Today at work I had a chance to see yet another vendors demo. This time is monitoring hooks deep down inside the JVM. Last week is was monitoring streaming channels.
Why do large companies jump so quickly to buy vendor products? Why doesn’t anyone want to build anything?
When I grow up, I’m going to work at a real software company where we really build things. At this rate, what I’m actually going to be doing is integrating vendor products and training offshore contractors how to administrate them. What im actually doing is managing instead of engineering.
Thank Christ for GitHub. 2-3 hours a day at home I can be an engineer. I have no vendors. I have no horseshit requirement document to bicker over. No schedule. No short sighted arguments about constraints. Just beer and code, god bless ’em.
Then over the weekend it’s even better. I can get to work. I can keep busy and actually do something. All the while, stewing over all the bullshit at work which just hardens my resolve do get this project going, my project going.
What I wonder is why. Why do companies vendor out things over and over. For years, they pay other people to do the work their own engineers should be doing. And I get the argument that somethings are far to complex to try to build out. Building switches is not something that sustainable. Or encoding algorithms. But even things like JIRA, there are open source alternatives.

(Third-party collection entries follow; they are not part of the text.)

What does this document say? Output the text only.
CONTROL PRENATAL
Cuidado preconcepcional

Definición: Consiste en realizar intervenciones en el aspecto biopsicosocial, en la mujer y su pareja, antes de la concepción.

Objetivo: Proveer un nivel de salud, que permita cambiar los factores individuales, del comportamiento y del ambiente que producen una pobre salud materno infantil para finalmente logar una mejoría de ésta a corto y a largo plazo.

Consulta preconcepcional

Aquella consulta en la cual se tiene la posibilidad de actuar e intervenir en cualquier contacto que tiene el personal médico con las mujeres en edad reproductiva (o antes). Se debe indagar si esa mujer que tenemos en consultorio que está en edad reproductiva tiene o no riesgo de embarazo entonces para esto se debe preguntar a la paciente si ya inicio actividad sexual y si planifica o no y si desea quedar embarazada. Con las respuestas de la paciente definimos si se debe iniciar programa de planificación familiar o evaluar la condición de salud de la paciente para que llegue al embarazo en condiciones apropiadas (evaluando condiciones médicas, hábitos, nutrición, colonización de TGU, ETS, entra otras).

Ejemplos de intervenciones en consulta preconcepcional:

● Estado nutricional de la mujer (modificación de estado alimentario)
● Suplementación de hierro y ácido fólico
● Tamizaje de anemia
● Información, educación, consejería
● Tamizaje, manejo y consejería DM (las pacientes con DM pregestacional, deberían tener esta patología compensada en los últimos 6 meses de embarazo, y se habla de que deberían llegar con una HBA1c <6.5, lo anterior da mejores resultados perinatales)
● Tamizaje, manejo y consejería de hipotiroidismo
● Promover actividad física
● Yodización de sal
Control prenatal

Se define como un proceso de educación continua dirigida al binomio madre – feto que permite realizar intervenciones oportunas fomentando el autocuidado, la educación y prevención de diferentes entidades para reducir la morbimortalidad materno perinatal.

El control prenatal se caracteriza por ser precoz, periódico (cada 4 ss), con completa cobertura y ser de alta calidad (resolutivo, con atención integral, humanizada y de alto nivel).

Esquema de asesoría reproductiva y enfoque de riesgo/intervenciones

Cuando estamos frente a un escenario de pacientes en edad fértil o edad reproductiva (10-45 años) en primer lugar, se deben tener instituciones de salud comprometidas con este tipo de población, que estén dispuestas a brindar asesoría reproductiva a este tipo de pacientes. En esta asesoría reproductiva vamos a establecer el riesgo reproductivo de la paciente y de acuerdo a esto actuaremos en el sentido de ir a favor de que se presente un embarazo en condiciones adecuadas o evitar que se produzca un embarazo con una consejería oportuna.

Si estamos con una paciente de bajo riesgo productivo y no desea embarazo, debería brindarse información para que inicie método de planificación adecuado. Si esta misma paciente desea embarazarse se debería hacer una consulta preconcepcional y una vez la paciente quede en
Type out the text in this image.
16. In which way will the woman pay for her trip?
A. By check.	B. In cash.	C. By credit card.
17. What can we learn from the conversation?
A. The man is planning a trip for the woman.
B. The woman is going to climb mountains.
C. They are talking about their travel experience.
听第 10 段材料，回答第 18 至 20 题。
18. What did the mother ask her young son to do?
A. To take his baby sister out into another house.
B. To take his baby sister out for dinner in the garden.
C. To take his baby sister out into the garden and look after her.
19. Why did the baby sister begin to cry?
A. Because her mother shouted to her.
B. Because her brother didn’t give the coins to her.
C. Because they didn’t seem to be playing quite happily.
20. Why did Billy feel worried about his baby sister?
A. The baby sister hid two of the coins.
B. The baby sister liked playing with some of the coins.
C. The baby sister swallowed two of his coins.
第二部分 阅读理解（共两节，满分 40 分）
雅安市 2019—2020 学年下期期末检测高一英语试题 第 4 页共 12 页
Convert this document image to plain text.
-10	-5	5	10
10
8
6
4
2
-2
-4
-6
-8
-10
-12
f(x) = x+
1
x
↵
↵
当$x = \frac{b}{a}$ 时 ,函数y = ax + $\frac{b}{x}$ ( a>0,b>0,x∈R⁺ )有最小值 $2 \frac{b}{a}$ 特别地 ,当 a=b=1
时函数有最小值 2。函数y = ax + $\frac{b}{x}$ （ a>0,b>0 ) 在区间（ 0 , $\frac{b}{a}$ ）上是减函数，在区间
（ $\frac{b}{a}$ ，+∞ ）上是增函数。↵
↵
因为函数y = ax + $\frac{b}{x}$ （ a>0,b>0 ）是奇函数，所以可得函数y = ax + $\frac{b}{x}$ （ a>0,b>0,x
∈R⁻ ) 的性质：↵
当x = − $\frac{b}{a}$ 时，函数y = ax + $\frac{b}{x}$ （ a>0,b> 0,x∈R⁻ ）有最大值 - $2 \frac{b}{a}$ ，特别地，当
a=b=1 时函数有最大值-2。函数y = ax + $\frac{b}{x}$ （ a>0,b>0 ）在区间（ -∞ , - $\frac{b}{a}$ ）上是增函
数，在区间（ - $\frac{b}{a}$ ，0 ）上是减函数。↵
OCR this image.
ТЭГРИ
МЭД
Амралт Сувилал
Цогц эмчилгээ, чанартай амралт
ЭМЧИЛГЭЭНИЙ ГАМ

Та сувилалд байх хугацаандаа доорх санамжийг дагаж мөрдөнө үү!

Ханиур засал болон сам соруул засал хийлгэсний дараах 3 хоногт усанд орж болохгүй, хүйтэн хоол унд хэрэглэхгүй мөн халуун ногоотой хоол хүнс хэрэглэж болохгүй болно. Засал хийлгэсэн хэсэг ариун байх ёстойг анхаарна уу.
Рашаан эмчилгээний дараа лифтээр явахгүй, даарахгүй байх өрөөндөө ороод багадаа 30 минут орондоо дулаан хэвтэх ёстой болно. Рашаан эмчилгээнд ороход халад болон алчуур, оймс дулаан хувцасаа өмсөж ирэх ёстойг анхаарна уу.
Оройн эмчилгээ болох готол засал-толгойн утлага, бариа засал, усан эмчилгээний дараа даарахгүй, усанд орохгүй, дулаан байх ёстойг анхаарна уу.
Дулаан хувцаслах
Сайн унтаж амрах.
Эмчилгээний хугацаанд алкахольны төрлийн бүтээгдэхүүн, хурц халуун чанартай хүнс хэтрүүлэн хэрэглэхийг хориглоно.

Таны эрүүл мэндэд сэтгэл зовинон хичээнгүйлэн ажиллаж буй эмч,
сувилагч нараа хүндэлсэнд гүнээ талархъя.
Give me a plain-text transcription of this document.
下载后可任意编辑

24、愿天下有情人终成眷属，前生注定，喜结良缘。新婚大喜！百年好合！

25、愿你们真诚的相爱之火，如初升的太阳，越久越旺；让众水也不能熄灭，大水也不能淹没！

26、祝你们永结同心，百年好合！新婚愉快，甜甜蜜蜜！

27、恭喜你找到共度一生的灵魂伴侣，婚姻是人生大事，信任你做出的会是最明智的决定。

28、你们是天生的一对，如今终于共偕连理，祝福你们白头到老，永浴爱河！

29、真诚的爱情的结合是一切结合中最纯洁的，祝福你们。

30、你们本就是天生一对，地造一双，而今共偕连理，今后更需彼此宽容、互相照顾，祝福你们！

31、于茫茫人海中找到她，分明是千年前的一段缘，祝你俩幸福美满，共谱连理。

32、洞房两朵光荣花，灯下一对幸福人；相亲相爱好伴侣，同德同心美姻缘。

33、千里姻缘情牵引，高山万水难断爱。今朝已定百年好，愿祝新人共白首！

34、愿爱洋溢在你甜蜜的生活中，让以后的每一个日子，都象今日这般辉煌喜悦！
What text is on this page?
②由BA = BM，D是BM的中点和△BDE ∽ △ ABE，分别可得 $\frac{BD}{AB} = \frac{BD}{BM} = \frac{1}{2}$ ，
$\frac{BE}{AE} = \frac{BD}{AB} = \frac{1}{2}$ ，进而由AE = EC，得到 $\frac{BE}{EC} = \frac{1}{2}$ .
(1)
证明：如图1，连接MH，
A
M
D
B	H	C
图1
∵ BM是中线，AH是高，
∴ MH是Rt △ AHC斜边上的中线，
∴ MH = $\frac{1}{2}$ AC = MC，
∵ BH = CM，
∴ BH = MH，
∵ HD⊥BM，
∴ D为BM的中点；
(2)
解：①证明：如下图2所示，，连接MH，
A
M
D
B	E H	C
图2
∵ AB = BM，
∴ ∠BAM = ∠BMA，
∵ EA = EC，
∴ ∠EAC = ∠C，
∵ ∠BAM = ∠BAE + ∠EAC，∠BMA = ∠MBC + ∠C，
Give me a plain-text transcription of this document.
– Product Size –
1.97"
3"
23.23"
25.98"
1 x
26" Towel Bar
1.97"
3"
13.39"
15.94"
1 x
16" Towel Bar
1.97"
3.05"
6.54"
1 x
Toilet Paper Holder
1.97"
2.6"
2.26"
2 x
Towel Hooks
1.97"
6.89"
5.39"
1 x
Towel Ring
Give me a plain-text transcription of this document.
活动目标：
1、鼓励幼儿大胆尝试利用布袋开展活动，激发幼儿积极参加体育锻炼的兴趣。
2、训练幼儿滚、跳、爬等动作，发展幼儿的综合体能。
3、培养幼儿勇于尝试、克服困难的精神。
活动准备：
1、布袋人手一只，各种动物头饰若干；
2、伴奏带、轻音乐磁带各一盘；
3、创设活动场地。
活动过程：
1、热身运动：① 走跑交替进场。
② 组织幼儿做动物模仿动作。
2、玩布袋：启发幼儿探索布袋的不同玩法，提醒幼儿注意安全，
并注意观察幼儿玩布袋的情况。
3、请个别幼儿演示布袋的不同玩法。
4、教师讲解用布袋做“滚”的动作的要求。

And so, OK, if you have the money buy some JIRA licenses, I’m fine with that. But when you have a culture of vendoring out products you’re saying to your employees is:
Your not worth investing in. I’m not interested in what you can do or provide. I’d rather just pay someone else for it and let you deal with the fallout.
Which there will be fallout. There always is. There’s always some major feature that wasn’t described in the initial statement of work (SOW) that maybe seemed implicit at the time or was just plain forgotten altogether. But now that it’s delivered it doesn’t have it or integrates with things poorly. And now what? You’re filling out more SOWs and paying them again for what they should have built in the first place!
Vendor products just don’t tend to be sustainable. You rely too heavily on their support and so you don’t invest in people who can run and manage the system. When something breaks you’re at their mercy to fix it and you pray that the outage isn’t widespread or doesn’t push out testing/integration deadlines too far while it’s triaged. You’re at the mercy of their development cycles and when they’ll deliver.
Today is now Sunday and I’m updating my resume. I will work at a real software company. It’s not some pie in the sky dream, it’s real, it has to be. That’s the only way out. I can’t wait for culture to change here. I can’t keep believing in leaderships’ lies about how good the future will be.
I need to break the cycle. I have to. For my own health if nothing else. There are only three ways this ends. (1) I die at my desk over a heart failure or some other stress related catastrophic organ failure. (2) I give up and just phone it in for the rest of my tenure. Or (3) I move on.
Options one and two are the same to me; drowning is the same as treading water. Three is the only real option I have. So I’m going to take it. Not today, and not even this week. But one day, one fine day, I will work at a real software company.